След удара жег ее огнем от плеча до бедра. Боль была так сильна, что Дейзи не чувствовала, как нежно несет ее Алекс.

Войдя в трейлер, он положил жену на кровать.

Она прикусила губу, чтобы не закричать, когда он начал осторожно снимать с нее разорванное платье.

— Твоя грудь… — Он судорожно вздохнул. — Здесь рубец… Но кожа не повреждена… Хотя будет синяк.

Он встал, но тотчас вернулся.

— Сейчас тебе будет немного холодно — это компресс.

Дейзи вздрогнула, когда он приложил к следу от удара смоченное холодной водой полотенце. Она плотно прикрыла глаза — скорее бы это кончилось.

Когда полотенце нагрелось, он поменял его на свежее. Матрац прогнулся, когда он сел рядом с ней и заговорил тихим хриплым голосом:

— Я не так… не так беден, как хотел тебе показать. Да, я преподаю, но не только.
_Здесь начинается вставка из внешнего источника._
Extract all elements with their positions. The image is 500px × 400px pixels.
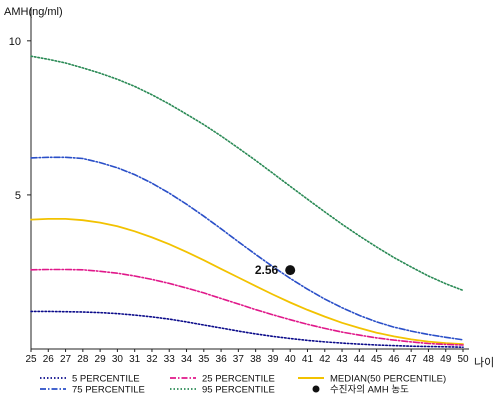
x-tick-label: 46 xyxy=(388,354,400,365)
x-axis-label: 나이 xyxy=(474,356,494,369)
x-tick-label: 49 xyxy=(440,354,452,365)
axes: 5 10 25 26 27 28 29 30 31 32 33 34 35 36 37 38 39 40 41 42 4… xyxy=(9,8,469,365)
series-line-5-percentile xyxy=(30,310,464,349)
x-tick-label: 28 xyxy=(77,354,89,365)
series-line-75-percentile xyxy=(30,156,464,341)
series-layer xyxy=(30,55,464,349)
y-axis-label: AMH(ng/ml) xyxy=(4,6,63,18)
legend-label: MEDIAN(50 PERCENTILE) xyxy=(330,374,446,385)
legend-label: 5 PERCENTILE xyxy=(72,374,140,385)
x-tick-label: 27 xyxy=(60,354,72,365)
x-tick-label: 38 xyxy=(250,354,262,365)
x-tick-label: 29 xyxy=(95,354,107,365)
x-tick-label: 45 xyxy=(371,354,383,365)
x-tick-label: 50 xyxy=(457,354,469,365)
x-tick-label: 48 xyxy=(423,354,435,365)
x-tick-label: 37 xyxy=(233,354,245,365)
x-tick-label: 26 xyxy=(43,354,55,365)
legend: 5 PERCENTILE 25 PERCENTILE MEDIAN(50 PERCE… xyxy=(40,374,446,396)
legend-label: 25 PERCENTILE xyxy=(202,374,275,385)
x-tick-label: 33 xyxy=(164,354,176,365)
legend-label: 95 PERCENTILE xyxy=(202,385,275,396)
x-tick-label: 41 xyxy=(302,354,314,365)
x-tick-label: 30 xyxy=(112,354,124,365)
x-tick-label: 25 xyxy=(25,354,37,365)
highlight-layer: 2.56 xyxy=(255,263,296,277)
x-tick-label: 40 xyxy=(285,354,297,365)
legend-marker-patient xyxy=(312,385,320,393)
x-tick-label: 42 xyxy=(319,354,331,365)
series-line-25-percentile xyxy=(30,268,464,346)
x-tick-label: 31 xyxy=(129,354,141,365)
x-tick-label: 35 xyxy=(198,354,210,365)
x-tick-label: 39 xyxy=(267,354,279,365)
x-tick-label: 44 xyxy=(354,354,366,365)
x-tick-label: 43 xyxy=(336,354,348,365)
x-tick-label: 47 xyxy=(406,354,418,365)
patient-amh-value-label: 2.56 xyxy=(255,263,279,277)
y-tick-label: 5 xyxy=(15,190,21,202)
legend-label: 75 PERCENTILE xyxy=(72,385,145,396)
x-tick-label: 34 xyxy=(181,354,193,365)
legend-label-patient: 수진자의 AMH 농도 xyxy=(330,385,409,396)
x-tick-label: 32 xyxy=(146,354,158,365)
series-line-median-50-percentile xyxy=(30,217,464,346)
patient-amh-point xyxy=(285,265,296,276)
series-line-95-percentile xyxy=(30,55,464,292)
y-tick-label: 10 xyxy=(9,36,21,48)
x-tick-label: 36 xyxy=(216,354,228,365)
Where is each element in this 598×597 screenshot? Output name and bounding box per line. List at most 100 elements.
Я еще продаю и покупаю предметы русского искусства, консультирую крупнейшие музеи страны.

Слезы из-под прикрытых век Дейзи текли на подушку Компресс сделал свое дело — острая боль прошла, уступив место тупому, неприятному ощущению.

Алекс продолжал говорить — запинаясь и испытывая неловкость:

— Я считаюсь крупнейшим авторитетом по русской иконографии в… в Соединенных Штатах. У меня есть деньги, престиж. Но… я не хотел, чтобы ты об этом знала. Мне хотелось, чтобы ты думала обо мне, как о неотесанном чурбане Я… хотел отпугнуть тебя.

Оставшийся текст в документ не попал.